Im Sommer 2018 könnten, so eine Abschätzung des Planungsbüros, die neuen Bauplätze im Michelfelder Öchsnersweg zum Verkauf bereit stehen. Bis dahin sind aber noch einige Verfahrensschritte nötig. Am Donnerstagabend absolvierten die Stadträte mit der Behandlung der Bedenken und Anregungen der Träger öffentlicher Belange einen wichtigen dieser Schritte.

Alle beteiligt

Insgesamt 40 Träger öffentlicher Belange waren bei der Auslegung der Pläne beteiligt.

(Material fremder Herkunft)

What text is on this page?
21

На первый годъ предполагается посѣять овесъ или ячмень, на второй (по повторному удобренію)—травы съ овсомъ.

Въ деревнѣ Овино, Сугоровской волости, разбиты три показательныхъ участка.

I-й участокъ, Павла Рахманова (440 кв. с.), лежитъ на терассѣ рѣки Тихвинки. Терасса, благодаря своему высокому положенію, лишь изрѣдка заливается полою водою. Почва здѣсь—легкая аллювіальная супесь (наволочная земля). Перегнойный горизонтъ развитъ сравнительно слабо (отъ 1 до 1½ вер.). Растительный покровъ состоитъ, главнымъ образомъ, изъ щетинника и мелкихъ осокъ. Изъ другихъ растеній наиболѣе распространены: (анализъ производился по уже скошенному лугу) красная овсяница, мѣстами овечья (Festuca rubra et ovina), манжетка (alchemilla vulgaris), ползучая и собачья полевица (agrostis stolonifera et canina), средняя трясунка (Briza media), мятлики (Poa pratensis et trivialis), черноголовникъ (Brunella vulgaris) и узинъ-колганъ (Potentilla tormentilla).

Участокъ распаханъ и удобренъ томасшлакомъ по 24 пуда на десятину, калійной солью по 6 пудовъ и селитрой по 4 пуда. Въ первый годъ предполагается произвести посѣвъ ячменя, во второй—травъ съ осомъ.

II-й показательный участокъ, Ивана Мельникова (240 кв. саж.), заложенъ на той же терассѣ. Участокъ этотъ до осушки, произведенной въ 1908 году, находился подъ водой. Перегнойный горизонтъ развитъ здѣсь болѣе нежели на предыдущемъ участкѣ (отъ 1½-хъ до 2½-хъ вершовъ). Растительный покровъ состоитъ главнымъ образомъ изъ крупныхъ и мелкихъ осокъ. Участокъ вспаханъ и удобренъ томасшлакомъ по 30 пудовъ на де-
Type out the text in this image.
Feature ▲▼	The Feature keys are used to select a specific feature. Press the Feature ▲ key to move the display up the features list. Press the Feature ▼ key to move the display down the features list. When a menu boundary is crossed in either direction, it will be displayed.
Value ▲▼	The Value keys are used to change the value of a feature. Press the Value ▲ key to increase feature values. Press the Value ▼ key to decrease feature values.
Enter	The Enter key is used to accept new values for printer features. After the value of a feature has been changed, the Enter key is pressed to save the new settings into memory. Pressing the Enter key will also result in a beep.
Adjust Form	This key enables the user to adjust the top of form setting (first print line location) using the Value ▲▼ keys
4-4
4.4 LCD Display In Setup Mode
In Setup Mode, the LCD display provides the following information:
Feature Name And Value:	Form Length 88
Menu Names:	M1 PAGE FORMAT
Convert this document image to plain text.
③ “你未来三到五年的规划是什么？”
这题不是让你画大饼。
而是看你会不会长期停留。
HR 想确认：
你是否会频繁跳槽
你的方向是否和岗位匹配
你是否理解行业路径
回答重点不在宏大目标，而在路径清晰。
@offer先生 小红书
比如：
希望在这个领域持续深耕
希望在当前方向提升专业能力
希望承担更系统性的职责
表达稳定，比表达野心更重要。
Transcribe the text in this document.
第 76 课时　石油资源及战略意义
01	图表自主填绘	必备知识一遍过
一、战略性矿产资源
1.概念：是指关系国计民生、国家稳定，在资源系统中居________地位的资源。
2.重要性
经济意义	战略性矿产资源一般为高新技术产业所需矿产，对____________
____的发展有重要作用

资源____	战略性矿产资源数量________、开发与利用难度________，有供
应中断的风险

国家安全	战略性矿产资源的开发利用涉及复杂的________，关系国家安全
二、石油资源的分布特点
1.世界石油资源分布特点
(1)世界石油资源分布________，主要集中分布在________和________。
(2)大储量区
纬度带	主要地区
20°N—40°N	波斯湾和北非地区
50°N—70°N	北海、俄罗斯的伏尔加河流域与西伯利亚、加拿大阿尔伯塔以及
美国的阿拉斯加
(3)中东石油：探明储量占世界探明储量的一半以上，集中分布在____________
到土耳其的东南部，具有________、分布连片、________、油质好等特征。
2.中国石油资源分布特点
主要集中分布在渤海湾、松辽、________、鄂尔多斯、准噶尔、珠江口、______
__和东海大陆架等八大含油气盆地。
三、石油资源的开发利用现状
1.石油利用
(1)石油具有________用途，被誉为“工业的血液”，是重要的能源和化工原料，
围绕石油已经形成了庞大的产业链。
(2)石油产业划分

Neben etlichen Hinweisen zur Planung, etwa auf bestehende Versorgungsleitungen, gab es auch größere Bedenken. So fehlt dem Amt für ländliche Entwicklung der Nachweis für den Bedarf, weiteres Bauland auszuweisen. In Michelfeld gebe es, so die Stadt, gerade mal einen Leerstand im Altort. Von den derzeit elf noch freien Bauplätzen befinden sich lediglich zwei in städtischem Besitz. Die wurden zwischenzeitlich mit Bauverpflichtung verkauft. Auf die verbleibenden neun hat die Stadt keinen Einfluss, da sie sich in Privatbesitz befinden. Die neu geplanten sieben Bauplätze sollen ein Abwandern von jungen Michelfeldern verhindern. Dass dies nötig ist, zeigen neun Interessenten für die sieben Bauplätze.

Möglichst viel Freiheit

Ein Problem, das derzeit bei vielen Bebauungsplänen in der Region diskutiert wird, thematisierte der Kreisheimatpfleger: Die „schlanken“ Bebauungspläne mit möglichst großer Freiheit für die Bauwerber. So schlägt der Kreisheimatpfleger Dachneigungen von 45 Grad vor, andere Dachformen seien „eher deplatziert und unharmonisch“. Zudem vermisst er fehlende Angaben zu Dacheindeckung, Fassadengestaltung, Einfriedungen, oder Fassadenfarben. Zwar waren diese Bedenken in der ursprünglichen Planung vorgesehen, doch wurden diese auf Wunsch des Stadtrats gestrichen, so der Planer. Welche Auswirkungen dies auf das Bild der Landschaft haben wird, dürfte wohl erst in einigen Jahren abzuschätzen sein.

Erschließungsstraße

Überzeugen ließen sich die Räte vom Vorschlag des Tiefbauplaners, die Erschließungsstraße nun doch mit einer Breite von 4,75 Metern anstelle von 4,50 Metern auszuführen.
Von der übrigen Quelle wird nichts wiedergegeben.